Here's how to do it: Place a bucket that's large enough to hold a bottle of Champagne into a slightly larger bucket (the space between the two will determine the thickness of the "walls" of ice). Fill the space between the vessels with Queen Anne's lace or other wildflowers. Then pour water to the top, and freeze for 24 to 48 hours.

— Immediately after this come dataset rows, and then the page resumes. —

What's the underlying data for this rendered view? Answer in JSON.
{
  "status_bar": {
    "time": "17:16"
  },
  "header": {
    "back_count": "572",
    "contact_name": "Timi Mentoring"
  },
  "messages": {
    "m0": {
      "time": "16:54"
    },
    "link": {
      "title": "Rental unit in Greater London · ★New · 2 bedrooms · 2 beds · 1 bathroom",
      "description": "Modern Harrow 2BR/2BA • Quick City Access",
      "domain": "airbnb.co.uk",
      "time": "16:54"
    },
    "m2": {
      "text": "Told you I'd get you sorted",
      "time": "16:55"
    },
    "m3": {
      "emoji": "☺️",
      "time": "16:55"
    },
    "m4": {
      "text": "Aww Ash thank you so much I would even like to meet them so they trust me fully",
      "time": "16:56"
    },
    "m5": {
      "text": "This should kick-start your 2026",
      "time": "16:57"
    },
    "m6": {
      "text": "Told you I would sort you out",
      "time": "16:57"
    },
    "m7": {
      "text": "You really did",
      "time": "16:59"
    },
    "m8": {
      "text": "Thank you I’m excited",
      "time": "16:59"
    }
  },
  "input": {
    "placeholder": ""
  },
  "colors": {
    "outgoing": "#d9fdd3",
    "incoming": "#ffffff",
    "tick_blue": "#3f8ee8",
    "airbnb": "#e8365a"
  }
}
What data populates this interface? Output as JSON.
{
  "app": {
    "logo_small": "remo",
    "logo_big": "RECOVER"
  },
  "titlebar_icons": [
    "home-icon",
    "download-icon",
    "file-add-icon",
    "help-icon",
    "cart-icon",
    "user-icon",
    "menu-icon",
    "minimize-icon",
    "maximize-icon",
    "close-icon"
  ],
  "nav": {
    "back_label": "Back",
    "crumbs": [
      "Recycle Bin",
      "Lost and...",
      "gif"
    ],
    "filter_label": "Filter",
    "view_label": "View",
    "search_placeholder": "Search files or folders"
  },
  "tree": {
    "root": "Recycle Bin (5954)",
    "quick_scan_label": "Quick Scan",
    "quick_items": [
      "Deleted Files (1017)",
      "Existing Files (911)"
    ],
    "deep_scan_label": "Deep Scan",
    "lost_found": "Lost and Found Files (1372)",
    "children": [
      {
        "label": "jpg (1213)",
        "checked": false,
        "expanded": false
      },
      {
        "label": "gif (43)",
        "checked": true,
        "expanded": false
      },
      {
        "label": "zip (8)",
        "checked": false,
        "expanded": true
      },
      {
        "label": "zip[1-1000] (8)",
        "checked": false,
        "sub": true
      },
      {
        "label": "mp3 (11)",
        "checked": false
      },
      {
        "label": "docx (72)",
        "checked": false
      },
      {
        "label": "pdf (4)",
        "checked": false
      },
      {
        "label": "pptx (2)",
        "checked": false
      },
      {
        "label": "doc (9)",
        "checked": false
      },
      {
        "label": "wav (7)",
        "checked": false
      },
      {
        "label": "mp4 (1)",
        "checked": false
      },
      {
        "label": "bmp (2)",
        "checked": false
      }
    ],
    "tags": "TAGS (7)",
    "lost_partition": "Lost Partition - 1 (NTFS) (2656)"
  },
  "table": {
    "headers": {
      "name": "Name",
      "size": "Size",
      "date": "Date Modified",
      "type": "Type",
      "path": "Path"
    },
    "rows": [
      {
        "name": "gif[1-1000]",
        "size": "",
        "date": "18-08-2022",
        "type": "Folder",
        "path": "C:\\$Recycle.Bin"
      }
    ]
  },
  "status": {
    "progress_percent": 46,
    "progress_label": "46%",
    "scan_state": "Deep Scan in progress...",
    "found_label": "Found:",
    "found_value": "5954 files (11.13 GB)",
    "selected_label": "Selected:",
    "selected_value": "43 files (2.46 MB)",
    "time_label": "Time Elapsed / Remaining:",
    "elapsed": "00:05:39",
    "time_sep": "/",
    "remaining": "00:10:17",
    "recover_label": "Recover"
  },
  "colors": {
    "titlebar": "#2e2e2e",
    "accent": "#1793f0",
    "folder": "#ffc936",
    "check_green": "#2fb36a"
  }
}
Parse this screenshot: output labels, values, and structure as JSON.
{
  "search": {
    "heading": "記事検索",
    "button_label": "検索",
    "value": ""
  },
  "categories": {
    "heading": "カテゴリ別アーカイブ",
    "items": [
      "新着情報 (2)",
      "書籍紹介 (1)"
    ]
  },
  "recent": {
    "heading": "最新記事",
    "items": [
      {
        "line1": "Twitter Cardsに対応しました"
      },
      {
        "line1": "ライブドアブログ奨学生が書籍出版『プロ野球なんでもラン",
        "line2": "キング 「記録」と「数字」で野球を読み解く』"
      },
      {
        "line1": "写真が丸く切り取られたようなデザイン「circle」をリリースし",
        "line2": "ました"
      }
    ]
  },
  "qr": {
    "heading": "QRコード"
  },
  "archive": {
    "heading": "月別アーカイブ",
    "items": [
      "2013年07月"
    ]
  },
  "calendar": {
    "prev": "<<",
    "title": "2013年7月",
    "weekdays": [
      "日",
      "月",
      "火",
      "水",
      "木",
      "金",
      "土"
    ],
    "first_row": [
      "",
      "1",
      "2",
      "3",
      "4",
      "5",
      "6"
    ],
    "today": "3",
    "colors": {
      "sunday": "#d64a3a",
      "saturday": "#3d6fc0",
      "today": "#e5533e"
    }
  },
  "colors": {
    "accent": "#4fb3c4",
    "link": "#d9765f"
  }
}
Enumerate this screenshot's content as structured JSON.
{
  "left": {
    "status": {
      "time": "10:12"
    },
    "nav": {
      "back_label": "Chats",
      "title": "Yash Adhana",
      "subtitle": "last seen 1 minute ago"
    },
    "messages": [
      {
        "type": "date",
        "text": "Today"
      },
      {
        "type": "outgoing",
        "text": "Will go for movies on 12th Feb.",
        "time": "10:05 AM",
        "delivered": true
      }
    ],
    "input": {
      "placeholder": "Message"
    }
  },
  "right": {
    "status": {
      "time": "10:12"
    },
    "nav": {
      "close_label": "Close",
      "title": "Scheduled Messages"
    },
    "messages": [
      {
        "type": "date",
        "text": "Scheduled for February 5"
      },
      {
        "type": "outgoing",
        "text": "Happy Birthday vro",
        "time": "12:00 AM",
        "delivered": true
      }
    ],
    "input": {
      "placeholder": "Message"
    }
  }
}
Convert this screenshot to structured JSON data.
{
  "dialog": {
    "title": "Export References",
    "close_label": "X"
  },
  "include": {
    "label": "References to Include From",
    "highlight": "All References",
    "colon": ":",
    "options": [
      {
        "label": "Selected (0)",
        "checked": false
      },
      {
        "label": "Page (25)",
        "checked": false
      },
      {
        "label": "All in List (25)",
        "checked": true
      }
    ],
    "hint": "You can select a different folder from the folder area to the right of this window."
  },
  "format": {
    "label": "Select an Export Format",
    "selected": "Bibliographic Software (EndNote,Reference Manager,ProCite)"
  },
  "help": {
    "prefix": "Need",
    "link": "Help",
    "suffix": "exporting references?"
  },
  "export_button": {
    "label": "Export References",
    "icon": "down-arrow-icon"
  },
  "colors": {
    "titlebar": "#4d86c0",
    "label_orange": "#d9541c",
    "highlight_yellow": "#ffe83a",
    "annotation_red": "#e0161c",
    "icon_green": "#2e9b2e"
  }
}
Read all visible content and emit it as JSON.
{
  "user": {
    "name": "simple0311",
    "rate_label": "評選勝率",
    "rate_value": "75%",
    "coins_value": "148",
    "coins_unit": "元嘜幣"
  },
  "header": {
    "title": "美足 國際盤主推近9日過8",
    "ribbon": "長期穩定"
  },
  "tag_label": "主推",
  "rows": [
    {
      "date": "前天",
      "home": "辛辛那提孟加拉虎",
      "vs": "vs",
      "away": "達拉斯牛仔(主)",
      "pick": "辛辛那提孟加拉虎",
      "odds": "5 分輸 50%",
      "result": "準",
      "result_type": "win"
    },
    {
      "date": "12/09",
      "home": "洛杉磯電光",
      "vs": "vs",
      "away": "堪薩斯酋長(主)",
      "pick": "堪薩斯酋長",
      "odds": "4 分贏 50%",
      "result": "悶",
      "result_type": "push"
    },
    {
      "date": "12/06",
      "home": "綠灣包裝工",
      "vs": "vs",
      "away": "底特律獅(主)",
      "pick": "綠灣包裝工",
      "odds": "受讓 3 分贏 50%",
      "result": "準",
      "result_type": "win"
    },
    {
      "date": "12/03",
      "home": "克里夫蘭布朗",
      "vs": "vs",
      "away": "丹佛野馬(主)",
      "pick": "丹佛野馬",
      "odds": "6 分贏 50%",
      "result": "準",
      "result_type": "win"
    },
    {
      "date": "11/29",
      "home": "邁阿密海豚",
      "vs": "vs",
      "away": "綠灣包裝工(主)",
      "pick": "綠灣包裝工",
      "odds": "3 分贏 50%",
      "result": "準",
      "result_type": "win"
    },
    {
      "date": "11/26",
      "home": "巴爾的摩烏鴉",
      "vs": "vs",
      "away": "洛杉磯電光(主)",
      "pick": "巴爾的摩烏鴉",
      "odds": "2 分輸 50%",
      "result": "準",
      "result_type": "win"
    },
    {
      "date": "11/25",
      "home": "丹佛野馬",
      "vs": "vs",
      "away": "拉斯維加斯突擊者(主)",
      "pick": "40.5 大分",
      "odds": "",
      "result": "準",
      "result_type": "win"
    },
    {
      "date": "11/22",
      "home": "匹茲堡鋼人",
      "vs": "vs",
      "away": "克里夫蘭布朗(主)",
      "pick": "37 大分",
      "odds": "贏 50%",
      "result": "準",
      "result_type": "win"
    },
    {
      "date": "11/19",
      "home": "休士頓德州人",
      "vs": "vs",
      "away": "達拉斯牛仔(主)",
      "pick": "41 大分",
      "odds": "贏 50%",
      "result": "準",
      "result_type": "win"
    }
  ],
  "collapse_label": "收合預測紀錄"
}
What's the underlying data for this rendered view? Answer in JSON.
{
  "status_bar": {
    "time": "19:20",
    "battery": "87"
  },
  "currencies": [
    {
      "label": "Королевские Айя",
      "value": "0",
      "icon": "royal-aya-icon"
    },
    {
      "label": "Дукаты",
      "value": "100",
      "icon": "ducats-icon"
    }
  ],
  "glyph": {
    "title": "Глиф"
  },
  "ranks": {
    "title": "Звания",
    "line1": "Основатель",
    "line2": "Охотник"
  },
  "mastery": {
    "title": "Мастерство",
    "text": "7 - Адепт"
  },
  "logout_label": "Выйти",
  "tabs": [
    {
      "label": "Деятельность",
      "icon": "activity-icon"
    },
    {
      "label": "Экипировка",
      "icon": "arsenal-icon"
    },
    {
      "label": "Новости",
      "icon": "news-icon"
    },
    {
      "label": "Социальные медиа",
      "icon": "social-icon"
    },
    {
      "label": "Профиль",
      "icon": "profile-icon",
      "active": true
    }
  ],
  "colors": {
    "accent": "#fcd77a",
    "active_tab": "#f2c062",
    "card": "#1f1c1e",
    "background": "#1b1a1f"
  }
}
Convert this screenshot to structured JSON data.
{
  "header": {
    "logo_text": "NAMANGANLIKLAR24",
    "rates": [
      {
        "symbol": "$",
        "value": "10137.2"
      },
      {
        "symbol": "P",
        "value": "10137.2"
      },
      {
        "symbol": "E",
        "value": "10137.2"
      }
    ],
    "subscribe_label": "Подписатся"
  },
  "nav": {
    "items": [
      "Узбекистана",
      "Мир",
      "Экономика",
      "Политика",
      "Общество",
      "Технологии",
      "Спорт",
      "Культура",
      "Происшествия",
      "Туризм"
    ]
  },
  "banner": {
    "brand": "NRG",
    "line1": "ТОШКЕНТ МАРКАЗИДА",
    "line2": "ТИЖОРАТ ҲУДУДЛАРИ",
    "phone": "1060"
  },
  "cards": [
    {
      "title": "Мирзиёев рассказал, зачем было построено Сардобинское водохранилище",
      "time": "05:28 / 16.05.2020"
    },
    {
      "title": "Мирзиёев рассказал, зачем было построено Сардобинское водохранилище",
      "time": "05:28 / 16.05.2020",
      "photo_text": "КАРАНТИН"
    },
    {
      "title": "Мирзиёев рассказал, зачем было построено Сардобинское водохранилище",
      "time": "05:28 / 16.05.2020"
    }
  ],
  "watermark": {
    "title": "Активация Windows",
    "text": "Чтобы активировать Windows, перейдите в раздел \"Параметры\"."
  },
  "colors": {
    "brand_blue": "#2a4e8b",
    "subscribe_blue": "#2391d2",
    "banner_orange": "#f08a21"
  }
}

Pro tip: Unfiltered water will result in clouded ice, so use the filtered kind (or boil tap water before freezing) for a clearer look. Additionally, do not freeze for longer than 48 hours, or the live flowers will die.
Dress Up Your Drink
"The easiest, quickest trick to dazzle your friends is to freeze things in ice cubes," says the stylist. For the Elderflower-Champagne Cocktail, she plucked some flowers from the garden and froze them in an ice tray. Be sure to choose blooms wisely. "There are poisonous ones out there, so check a list of edible flowers before you put them in your glass," Jacobs adds.
Elevate the Veggies
A crudités platter can look elegant if you're willing to spend a little time putting it together. Plus it's an inexpensive snack for a crowd. "The key is to include pops of color," she says. "I went to the farmers' market and chose carrots that were purple, orange, and yellow and radishes that were pretty on the inside." Add cauliflower and sprouts for texture too.
Make Healthy Snacks Fun
Even the pickiest eaters may give veggies a chance when they are served in tiny pots decorated with felt bunny ears and cotton ball tails. The mini vessels can also double as budget-friendly party favors.
Think Small for Sweets
"Hummingbird cake is a long-standing Easter tradition in my family, but I wanted something that was easy to pick up," she says of her cream cheese frosting-filled whoopie pies. Making individual servings also minimizes how much the host is handling guests' food.